During GTC 2014 NVIDIA launched the Tegra K1, a new mobile SoC that contains a powerful Kepler-based GPU. Initial processors (and the resultant design wins such as the Acer Chromebook 13 and Xiaomi Mi Pad) utilized four ARM Cortex-A15 cores for the CPU side of things, but later this year NVIDIA is deploying a variant of the Tegra K1 SoC that switches out the four A15 cores for two custom (NVIDIA developed) Denver CPU cores.

Today at the Hot Chips conference, NVIDIA revealed most of the juicy details on those new custom cores announced in January which will be used in devices later this year.

NVIDIA Reveals 64-bit Denver CPU Core Details, Headed to New Tegra K1 Powered Devices Later This Year - Processors 2

The custom 64-bit Denver CPU cores use a 7-way superscalar design and run a custom instruction set. Denver is a wide but in-order architecture that allows up to seven operations per clock cycle. NVIDIA is using a custom ISA and on-the-fly binary translation to convert ARMv8 instructions to microcode before execution. A software layer and 128MB cache enhance the Dynamic Code Optimization technology by allowing the processor to examine and optimize the ARM code, convert it to the custom instruction set, and further cache the converted microcode of frequently used applications in a cache (which can be bypassed for infrequently processed code). Using the wider execution engine and Dynamic Code Optimization (which is transparent to ARM developers and does not require updated applications), NVIDIA touts the dual Denver core Tegra K1 as being at least as powerful as the quad and octo-core packing competition.
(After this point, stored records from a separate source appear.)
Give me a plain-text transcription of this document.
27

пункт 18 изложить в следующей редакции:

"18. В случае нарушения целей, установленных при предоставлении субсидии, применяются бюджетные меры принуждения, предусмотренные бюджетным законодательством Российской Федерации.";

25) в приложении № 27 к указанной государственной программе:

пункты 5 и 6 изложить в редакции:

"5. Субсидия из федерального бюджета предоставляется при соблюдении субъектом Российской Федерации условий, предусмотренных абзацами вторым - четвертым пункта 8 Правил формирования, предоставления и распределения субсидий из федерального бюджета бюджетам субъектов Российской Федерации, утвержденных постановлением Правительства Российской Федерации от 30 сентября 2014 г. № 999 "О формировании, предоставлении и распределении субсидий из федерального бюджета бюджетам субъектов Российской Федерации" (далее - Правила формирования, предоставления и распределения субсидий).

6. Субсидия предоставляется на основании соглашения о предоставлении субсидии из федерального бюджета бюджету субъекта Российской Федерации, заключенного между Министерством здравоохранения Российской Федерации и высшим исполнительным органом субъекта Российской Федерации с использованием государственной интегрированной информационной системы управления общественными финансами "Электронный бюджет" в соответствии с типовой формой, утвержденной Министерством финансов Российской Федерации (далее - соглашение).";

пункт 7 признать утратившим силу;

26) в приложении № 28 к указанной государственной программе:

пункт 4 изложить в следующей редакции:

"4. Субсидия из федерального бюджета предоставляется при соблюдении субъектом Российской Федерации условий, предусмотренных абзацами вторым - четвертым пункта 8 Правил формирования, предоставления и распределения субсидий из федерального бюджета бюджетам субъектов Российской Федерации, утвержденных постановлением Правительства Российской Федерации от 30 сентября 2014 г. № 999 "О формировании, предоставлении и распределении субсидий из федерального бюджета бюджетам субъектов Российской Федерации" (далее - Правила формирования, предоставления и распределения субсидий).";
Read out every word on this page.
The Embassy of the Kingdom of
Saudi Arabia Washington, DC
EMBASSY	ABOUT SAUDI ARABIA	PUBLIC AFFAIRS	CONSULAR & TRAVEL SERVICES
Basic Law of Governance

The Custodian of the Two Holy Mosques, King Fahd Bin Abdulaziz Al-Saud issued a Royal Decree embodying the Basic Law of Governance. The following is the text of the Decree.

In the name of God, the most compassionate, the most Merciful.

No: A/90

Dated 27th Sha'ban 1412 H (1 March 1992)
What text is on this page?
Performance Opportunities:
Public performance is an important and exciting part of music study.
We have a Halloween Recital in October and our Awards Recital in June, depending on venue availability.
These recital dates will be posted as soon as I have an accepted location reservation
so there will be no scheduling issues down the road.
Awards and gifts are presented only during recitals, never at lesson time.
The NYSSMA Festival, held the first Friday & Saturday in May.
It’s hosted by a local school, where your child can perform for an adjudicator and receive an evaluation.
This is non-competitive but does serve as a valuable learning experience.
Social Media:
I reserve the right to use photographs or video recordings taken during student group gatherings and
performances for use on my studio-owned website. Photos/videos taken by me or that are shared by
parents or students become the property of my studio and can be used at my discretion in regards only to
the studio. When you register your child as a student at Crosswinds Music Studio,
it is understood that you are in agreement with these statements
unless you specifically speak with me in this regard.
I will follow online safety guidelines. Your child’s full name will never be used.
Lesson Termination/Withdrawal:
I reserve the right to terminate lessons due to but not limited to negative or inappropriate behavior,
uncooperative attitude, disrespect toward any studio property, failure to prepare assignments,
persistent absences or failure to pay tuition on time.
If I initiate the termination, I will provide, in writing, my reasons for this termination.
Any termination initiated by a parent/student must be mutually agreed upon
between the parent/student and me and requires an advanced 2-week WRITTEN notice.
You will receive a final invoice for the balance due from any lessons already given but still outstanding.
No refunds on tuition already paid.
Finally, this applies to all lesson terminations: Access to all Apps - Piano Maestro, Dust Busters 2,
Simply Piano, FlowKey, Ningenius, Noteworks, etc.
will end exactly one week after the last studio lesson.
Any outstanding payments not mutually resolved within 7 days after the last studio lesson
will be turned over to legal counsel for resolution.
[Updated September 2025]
Further, NVIDIA has claimed at at peak throughput (and in specific situations where application code and DCO can take full advantage of the 7-way execution engine) the Denver-based mobile SoC handily outpaces Intel’s Bay Trail, Apple’s A7 Cyclone, and Qualcomm’s Krait 400 CPU cores. In the results of a synthetic benchmark test provided to The Tech Report, the Denver cores were even challenging Intel’s Haswell-based Celeron 2955U processor. Keeping in mind that these are NVIDIA-provided numbers and likely the best results one can expect, Denver is still quite a bit more capable than existing cores. (Note that the Haswell chips would likely pull much farther ahead when presented with applications that cannot be easily executed in-order with limited instruction parallelism).

NVIDIA is ratcheting up mobile CPU performance with its Denver cores, but it is also aiming for an efficient chip and has implemented several power saving tweaks. Beyond the decision to go with an in-order execution engine (with DCO hopefully mostly making up for that), the beefy Denver cores reportedly feature low latency power state transitions (e.g. between active and idle states), power gating, dynamic voltage, and dynamic clock scaling. The company claims that “Denver's performance will rival some mainstream PC-class CPUs at significantly reduced power consumption.” In real terms this should mean that the two Denver cores in place of the quad core A15 design in the Tegra K1 should not result in significantly lower battery life. The two K1 variants are said to be pin compatible such that OEMs and developers can easily bring upgraded models to market with the faster Denver cores.

For those curious, In the Tegra K1, the two Denver cores (clocked at up to 2.5GHz) share a 16-way L2 cache and each have 128KB instruction and 64KB data L1 caches to themselves. The 128MB Dynamic Code Optimization cache is held in system memory.

Denver is the first (custom) 64-bit ARM processor for Android (with Apple’s A7 being the first 64-bit smartphone chip), and NVIDIA is working on supporting the next generation Android OS known as Android L.

The dual Denver core Tegra K1 is coming later this year and I am excited to see how it performs. The current K1 chip already has a powerful fully CUDA compliant Kepler-based GPU which has enabled awesome projects such as computer vision and even prototype self-driving cars. With the new Kepler GPU and Denver CPU pairing, I’m looking forward to seeing how NVIDIA’s latest chip is put to work and the kinds of devices it enables.

Are you excited for the new Tegra K1 SoC with NVIDIA’s first fully custom cores?